America Must Destroy IS...But How?

America Must Destroy IS...But How?

U.S. air power can help contain the threat, but inflicting the decisive blow will require the cooperation of Iraq’s Sunnis.

 

Critics of President Obama’s foreign policy have not missed the opportunity to accuse his administration of indecisiveness in its handling of the ongoing Iraq crisis, disparaging the recent bombing campaign against the Islamic State’s (IS) forces pitted against Iraq’s Kurdish militias (the peshmerga) as “too little, too late.” While avoiding half-measures and gradual escalation is a longstanding (and often sensible) military precept, a more fundamental principle is having a clear and realistic plan linking military means and desired political goals. Advocates of the use of airpower in Iraq on a much larger scale (possibly coupled with the deployments of U.S. troops) have failed to explain how this would decisively weaken IS and thus further U.S. national security.

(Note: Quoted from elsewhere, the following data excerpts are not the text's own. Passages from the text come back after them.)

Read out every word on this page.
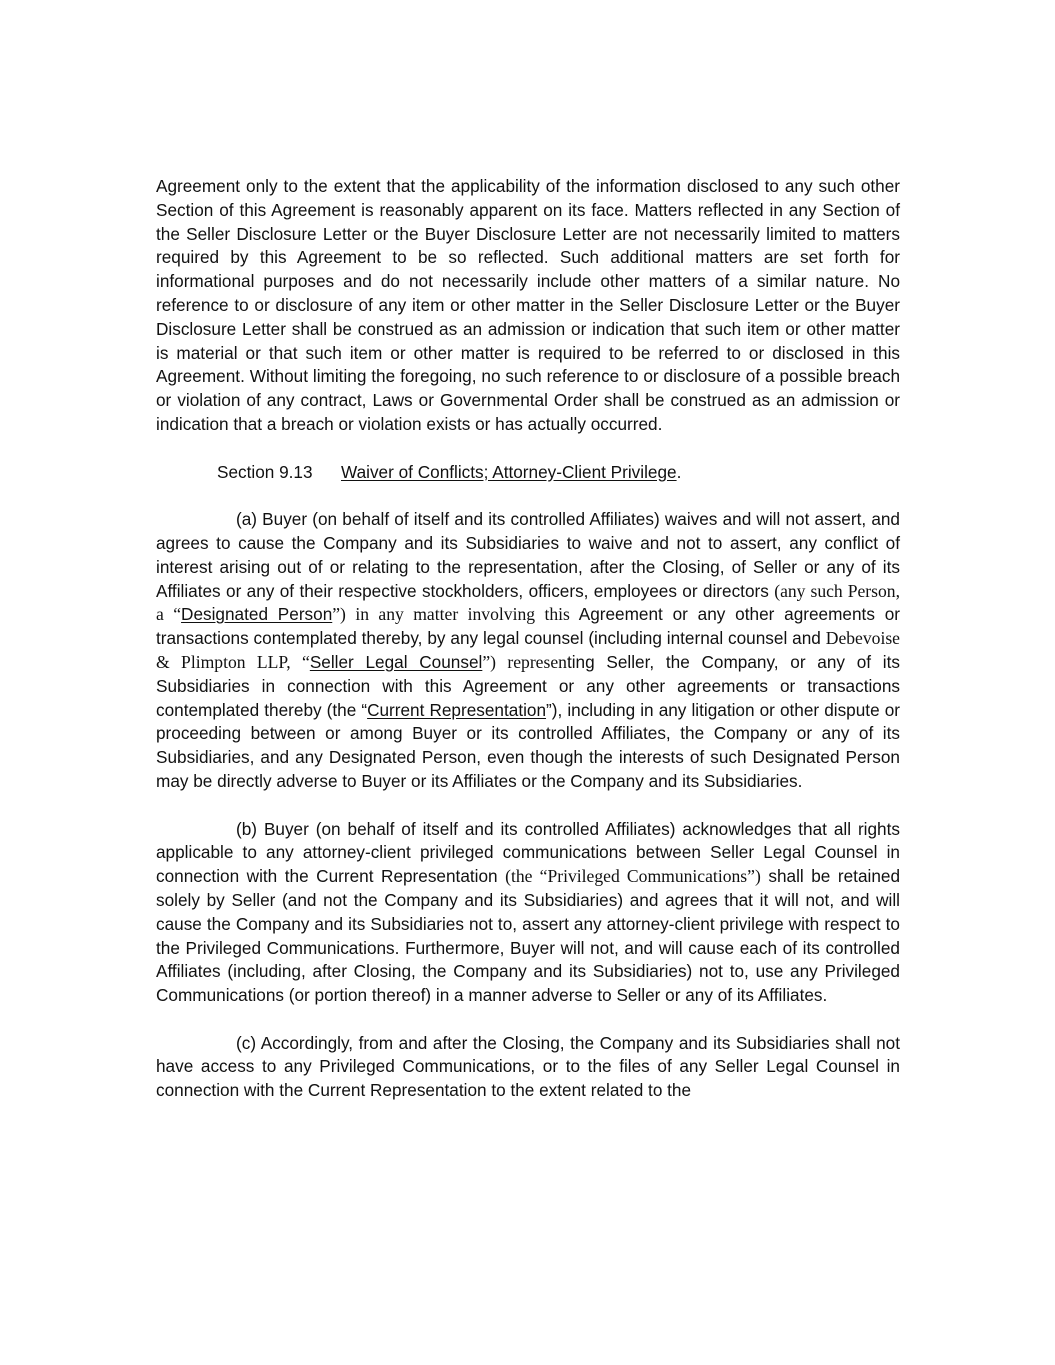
Agreement only to the extent that the applicability of the information disclosed to any such other Section of this Agreement is reasonably apparent on its face. Matters reflected in any Section of the Seller Disclosure Letter or the Buyer Disclosure Letter are not necessarily limited to matters required by this Agreement to be so reflected. Such additional matters are set forth for informational purposes and do not necessarily include other matters of a similar nature. No reference to or disclosure of any item or other matter in the Seller Disclosure Letter or the Buyer Disclosure Letter shall be construed as an admission or indication that such item or other matter is material or that such item or other matter is required to be referred to or disclosed in this Agreement. Without limiting the foregoing, no such reference to or disclosure of a possible breach or violation of any contract, Laws or Governmental Order shall be construed as an admission or indication that a breach or violation exists or has actually occurred.

Section 9.13 Waiver of Conflicts; Attorney-Client Privilege.

(a) Buyer (on behalf of itself and its controlled Affiliates) waives and will not assert, and agrees to cause the Company and its Subsidiaries to waive and not to assert, any conflict of interest arising out of or relating to the representation, after the Closing, of Seller or any of its Affiliates or any of their respective stockholders, officers, employees or directors (any such Person, a “Designated Person”) in any matter involving this Agreement or any other agreements or transactions contemplated thereby, by any legal counsel (including internal counsel and Debevoise & Plimpton LLP, “Seller Legal Counsel”) representing Seller, the Company, or any of its Subsidiaries in connection with this Agreement or any other agreements or transactions contemplated thereby (the “Current Representation”), including in any litigation or other dispute or proceeding between or among Buyer or its controlled Affiliates, the Company or any of its Subsidiaries, and any Designated Person, even though the interests of such Designated Person may be directly adverse to Buyer or its Affiliates or the Company and its Subsidiaries.

(b) Buyer (on behalf of itself and its controlled Affiliates) acknowledges that all rights applicable to any attorney-client privileged communications between Seller Legal Counsel in connection with the Current Representation (the “Privileged Communications”) shall be retained solely by Seller (and not the Company and its Subsidiaries) and agrees that it will not, and will cause the Company and its Subsidiaries not to, assert any attorney-client privilege with respect to the Privileged Communications. Furthermore, Buyer will not, and will cause each of its controlled Affiliates (including, after Closing, the Company and its Subsidiaries) not to, use any Privileged Communications (or portion thereof) in a manner adverse to Seller or any of its Affiliates.

(c) Accordingly, from and after the Closing, the Company and its Subsidiaries shall not have access to any Privileged Communications, or to the files of any Seller Legal Counsel in connection with the Current Representation to the extent related to the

IS is a battle-hardened, skilled and well-armed force, capable of seamlessly operating along the spectrum between all-out quasiconventional offensives, hit-and-run attacks and terrorism. The limited U.S. bombing campaign has so far proven effective in stemming the tide of IS’ onslaught against Iraqi Kurdistan. The United States should continue its efforts to provide airpower support to and arm the peshmerga, which promises to achieve the important goals of mitigating the ongoing humanitarian crisis, reassuring the Kurdistan Regional Government (a steadfast U.S. ally in the region) and eventually reversing the insurgents’ strides into Kurdish inhabited areas. However, a sustained bombing campaign (even if taking place in coordination with U.S. Special Forces and the peshmerga on the ground) could not inflict a decisive blow to the jihadists. IS would “adapt” to the U.S. intervention by switching back to the kind of guerrilla tactics in which it proved so proficient in the past (just as the Taliban did after its early defeat in 2001). Given the support that they enjoy among vast segments of Iraq’s Sunni Arab population, IS and other insurgent groups could sustain a high-intensity guerrilla campaign in Iraq for a long period of time.        

 

Obama wisely resisted demands for airpower intervention in support of Iraqi Security Forces in June, when IS seemed poised to launch an offensive on Baghdad, noting that U.S. airstrikes would have taken pressure off of Iraqi Prime Minister Nouri al-Maliki, thus removing any incentive he may have had to reach out to the disgruntled Sunni minority. Obama should similarly resist the temptation to reenact the Afghanistan and Libya “model” in Iraq, i.e. providing close airpower support to reinvigorated Kurdish infantry, so as to roll back IS’ gains of the past few months in Sunni areas. As those two interventions make clear, this approach is likely to be successful in the short-run but will not bring about a lasting solution to Iraq’s crisis. In fact, such an intervention risks playing into the hands of IS: after the conventional phase of the fight, the peshmerga and Iraqi Security Forces would inevitably be engaged in challenging “pacification” and counterinsurgency efforts in the Sunni heartlands, which would stock Sunni resentment and the ethnosectarian tensions off of which IS feeds.           

The only way to defeat IS would be for moderate Sunni groups and tribes to turn against it, as the “Anbar Awakening” defeated Al Qaeda in Iraq in 2006-07. Credible guarantees of a far-reaching power-sharing system (in which Sunnis are no longer second-class citizens) could create a wedge between the different elements of the Sunni insurgency—the transnational Jihadi and the more secular, homegrown components related to the Baath party—given that what keeps them together is opposition to a Shia-dominated government. While Maliki’s stepping down is a welcome development, Iraq’s ethnosectarian problems extend beyond Maliki. Shia political leaders need to make painful concessions, which are likely to be forthcoming only if the alternative is even gloomier. The United States can exercise significant diplomatic pressure (as it has been doing) in this direction, but the Shia elites’ perception of the urgency of the situation is likely to be affected by IS’ battlefield successes. Even if tactically effective, a U.S. bombing campaign to roll back IS would risk foreclosing the only opportunity (albeit small) for a political solution to Iraq’s crisis. There is no doubt that America must destroy IS; the key question, however, is how that objective can be achieved. U.S. air power can help contain the threat, but inflicting the decisive blow will require the cooperation of Iraq’s Sunnis, which should be the driving concern for any decision on further U.S. military involvement.    

Costantino Pischedda is a PhD Canidate in Political Science/IR at Columbia University.